И Тонька появилась из дверей, деловито взяла его за руку и потащила - прямо по ужасной утоптанной тропинке, где валялись мелкие камешки, по участку со скошенной травой, по деревянному трухлявому мостку через канаву, где можно было запросто посадить занозу. Мальчик шипел сквозь стиснутые зубы, но двигался вслед за сестрой. Он даже свою руку отобрал у девчонки, отстаивая полную независимость. Нельзя было ныть.

Как-то они здесь ходят без обуви - значит, и я смогу. Терпи.

Иду в сарайку, где болеет и ждет своей участи кабан.

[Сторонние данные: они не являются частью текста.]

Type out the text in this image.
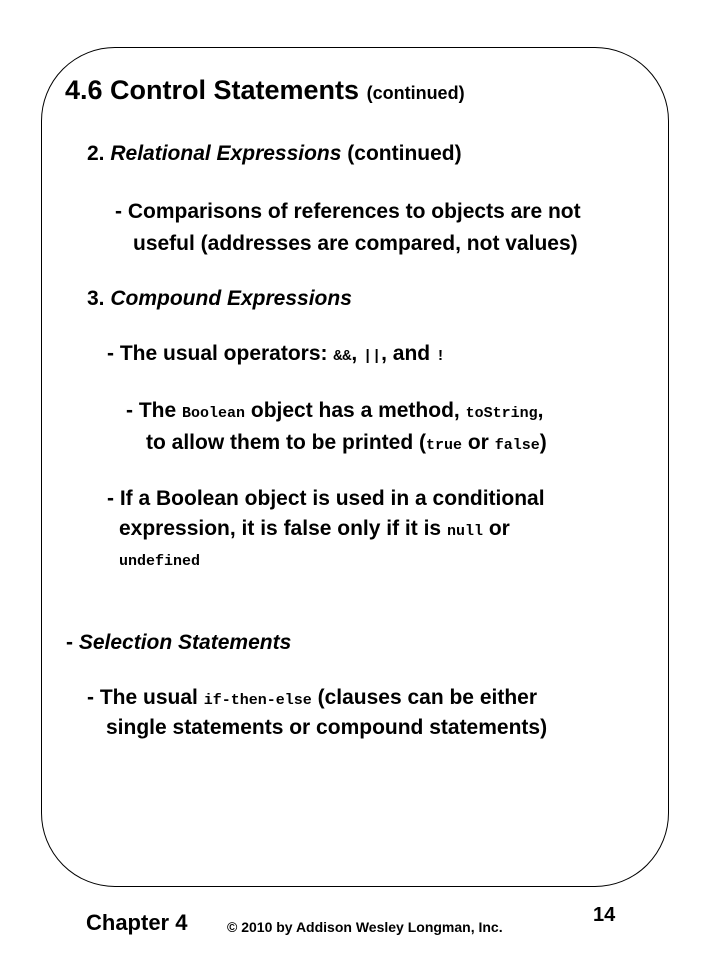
4.6 Control Statements (continued)
2. Relational Expressions (continued)
- Comparisons of references to objects are not
useful (addresses are compared, not values)
3. Compound Expressions
- The usual operators: &&, ||, and !
- The Boolean object has a method, toString,
to allow them to be printed (true or false)
- If a Boolean object is used in a conditional
expression, it is false only if it is null or
undefined
- Selection Statements
- The usual if-then-else (clauses can be either
single statements or compound statements)
Chapter 4	© 2010 by Addison Wesley Longman, Inc.
14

Здоровенный хряк, килограммов в сто пятьдесят, гуляет по загону и иногда пробует поддеть рылом доски. Меня встречает грозным храпом и бешеным блеском глаза, в полутьме пылающего чудовищной адской розой. Стоит этак боком. Готов, чуть что, броситься и терзать. При малейшей моей неосторожности.

На больного что-то не очень похож. Скорее, бешеный.

- Боря, Боря. - говорю притворно ласковым голосом.

Он не верит мне, он хорошо знает, зачем я пришёл. Отходит в дальний угол, нервно потрясывая толстыми розовыми ушами. Внезапно всей своей тушей кидается на калитку загона. Доски трещат, прогибаясь. Я отскакиваю к стене. Совсем недалеко. Хряк, просунув морду между досок, визжит так страшно, что хочется бежать не только из сарайки, но и из этой деревни навсегда. Огромные оскаленные клыки светятся нежнейшим рафинадом.

Да, этого пора убивать.

Чуть не упал - под ногами что-то лежит, мешается. Небольшое, очень удобное полено. Ага. Поднимаю его и несильно бью кабана по морде.

- Брысь, гадина.

Теперь отскакивает в сторону он. Я ещё разок замахиваюсь для острастки. Кабан забился в дальний угол. Не ожидал, что его так угостят. Привык, видно, всех подряд пугать. Привык с бабами воевать.